So far In 2018 we have had three clients pushed from motorcycles by feral gangs, usually on fairly high capacity scooters and of these there were two ‘successful’ thefts and one where the rider with a quick and aggressive mindset managed to keep hold of their motorbike.

So, what can you actually do if confronted by a gang? Firstly, unless you have good and well-honed fighting skills, your motorbike can be replaced, but you can’t. Let it go.

But If you take a hard line, you are big enough, hard enough and skilled enough in combat to get physical, what does the law say? Simply, a person can use reasonable force in self-defence, defence of property, the prevention of crime or to lawfully arrest an individual.

So if someone pushes you off your motorbike and you believe it is for theft, you can fight back. But how hard? Pushing the thief off your bike would be wholly reasonable, or twatting him across his head with your crash helmet or a good head butt from inside your crash helmet would definitely fall into reasonable, because the law does not expect that you ‘weigh to a nicety the exact measure of defensive action’ but if having knocked the thief to the ground, with him pinned under your bike you then proceed to stamp on his neck and head you have then leapt over the line of reasonableness.

Be careful though not to compare the level of force you can use to defend yourself in a street robbery to that which you can use against a burglar. Because a burglar has entered your house, the test is very much lower on the burglary victim. It is only where the householder’s force is grossly disproportionate that the criminal law will intervene.

If you are being robbed of your bike you can lawfully fight back hard, but the key is knowing when to stop, but you can go quite a long way.
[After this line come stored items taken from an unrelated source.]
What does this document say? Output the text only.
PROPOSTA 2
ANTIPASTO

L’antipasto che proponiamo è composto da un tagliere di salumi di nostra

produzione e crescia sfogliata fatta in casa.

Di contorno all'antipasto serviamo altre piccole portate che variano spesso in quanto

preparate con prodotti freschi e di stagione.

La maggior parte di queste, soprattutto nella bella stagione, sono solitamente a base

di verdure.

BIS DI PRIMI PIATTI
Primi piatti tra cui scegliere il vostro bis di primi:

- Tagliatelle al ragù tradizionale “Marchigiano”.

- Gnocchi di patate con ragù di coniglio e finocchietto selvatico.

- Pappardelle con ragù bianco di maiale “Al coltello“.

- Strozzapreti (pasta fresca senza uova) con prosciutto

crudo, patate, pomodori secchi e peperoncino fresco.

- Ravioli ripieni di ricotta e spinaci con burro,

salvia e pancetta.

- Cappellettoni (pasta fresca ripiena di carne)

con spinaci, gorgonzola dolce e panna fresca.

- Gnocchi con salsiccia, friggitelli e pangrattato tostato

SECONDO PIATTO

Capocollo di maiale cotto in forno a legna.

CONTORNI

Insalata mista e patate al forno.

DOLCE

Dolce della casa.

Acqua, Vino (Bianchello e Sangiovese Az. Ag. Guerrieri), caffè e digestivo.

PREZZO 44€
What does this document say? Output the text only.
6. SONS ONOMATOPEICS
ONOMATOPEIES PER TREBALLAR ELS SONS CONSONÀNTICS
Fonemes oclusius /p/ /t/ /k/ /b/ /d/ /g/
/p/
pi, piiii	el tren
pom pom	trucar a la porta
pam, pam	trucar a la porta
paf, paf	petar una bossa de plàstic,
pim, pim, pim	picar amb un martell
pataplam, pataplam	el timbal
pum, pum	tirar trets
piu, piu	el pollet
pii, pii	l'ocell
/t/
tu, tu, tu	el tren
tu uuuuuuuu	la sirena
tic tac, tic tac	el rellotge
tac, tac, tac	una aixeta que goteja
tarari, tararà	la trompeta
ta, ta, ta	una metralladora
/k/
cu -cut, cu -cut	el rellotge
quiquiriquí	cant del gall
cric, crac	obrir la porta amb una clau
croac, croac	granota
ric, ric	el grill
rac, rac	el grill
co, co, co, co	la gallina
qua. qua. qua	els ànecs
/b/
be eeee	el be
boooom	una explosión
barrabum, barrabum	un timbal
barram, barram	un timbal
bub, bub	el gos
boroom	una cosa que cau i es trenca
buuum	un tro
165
If, for example you got a compliant thief into a choke hold and you then asphyxiated the thief to death that would be disproportionate, but, if the thief died resisting your attempts to detain, awaiting the police, then in my view, you fall within reasonableness, and the law recognises the red mist of adrenalin and fear.

A Judge, applying the law, would have to direct the jury that the test for say, a motorcyclist up for GBH for the violent stopping of the theft of his own bike was and is ‘In a moment of unexpected anguish had the motorcyclist attacked on his bike, done only what he honestly and instinctively felt necessary, and if he says that is so with credibility then that Is very potent evidence of reasonableness’ I paraphrase the common law position since 1971, which now forms statute law.